Here is yet another chicken recipe. I tend to like vinegary dishes, and this is a favorite. As usual, the original recipe, from Cooking Light magazine, comes first, and my notes follow.
French Chicken in
Vinegar
Olive oil-flavored cooking spray *
2 1/2 cups coarsely chopped onion
8 (3-ounce) skinned, boned chicken thighs
1/2 cup dry white wine
1/2 cup fat-free chicken broth
3 tablespoons tomato paste
2 tablespoons balsamic vinegar
1 teaspoon minced fresh or 1/2 teaspoon dried tarragon
1/2 teaspoon brown sugar
1/2 teaspoon salt
1/4 teaspoon red pepper
Dash of black pepper
Coat a large nonstick skillet with cooking spray; place over
medium-high heat until hot. Add onion; cook 5 minutes or until lightly browned.
Add chicken; sauté each side 3 minutes or until browned.

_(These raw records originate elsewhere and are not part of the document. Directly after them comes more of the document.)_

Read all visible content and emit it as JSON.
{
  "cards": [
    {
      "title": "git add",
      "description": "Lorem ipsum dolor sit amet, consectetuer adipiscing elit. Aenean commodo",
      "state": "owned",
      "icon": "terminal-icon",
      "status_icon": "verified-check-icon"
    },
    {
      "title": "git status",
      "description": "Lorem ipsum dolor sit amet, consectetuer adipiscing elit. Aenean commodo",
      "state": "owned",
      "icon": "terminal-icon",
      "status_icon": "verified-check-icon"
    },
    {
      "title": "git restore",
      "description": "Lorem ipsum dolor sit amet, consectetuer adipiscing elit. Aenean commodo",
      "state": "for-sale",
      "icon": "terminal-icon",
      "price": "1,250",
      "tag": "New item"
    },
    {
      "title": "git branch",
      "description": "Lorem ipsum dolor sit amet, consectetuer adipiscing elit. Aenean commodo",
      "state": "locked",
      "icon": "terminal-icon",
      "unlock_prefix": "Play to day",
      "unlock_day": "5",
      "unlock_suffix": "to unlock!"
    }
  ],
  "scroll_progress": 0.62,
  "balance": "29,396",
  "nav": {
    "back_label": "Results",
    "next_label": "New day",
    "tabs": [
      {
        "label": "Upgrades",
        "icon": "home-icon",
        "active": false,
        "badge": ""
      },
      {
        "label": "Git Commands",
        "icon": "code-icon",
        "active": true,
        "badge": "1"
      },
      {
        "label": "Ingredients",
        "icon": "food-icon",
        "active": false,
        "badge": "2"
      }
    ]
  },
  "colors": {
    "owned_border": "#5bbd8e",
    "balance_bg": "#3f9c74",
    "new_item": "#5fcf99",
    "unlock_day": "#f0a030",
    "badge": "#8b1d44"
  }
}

Combine wine and next
8 ingredients (wine through black pepper) in a medium bowl; stir well. Add wine
mixture to chicken mixture; cover, reduce heat, and simmer 20 minutes. 4
servings
DONNA'S NOTES: I buy Trader Joe's canola oil cooking spray, so that's what I use. I've made this with bone-in, skin-on thighs, too, and simply made sure I cooked them long enough. I usually brown the onion along with the chicken thighs, or they tend to burn. Instead of wine, I use just chicken broth, and I rarely add red pepper.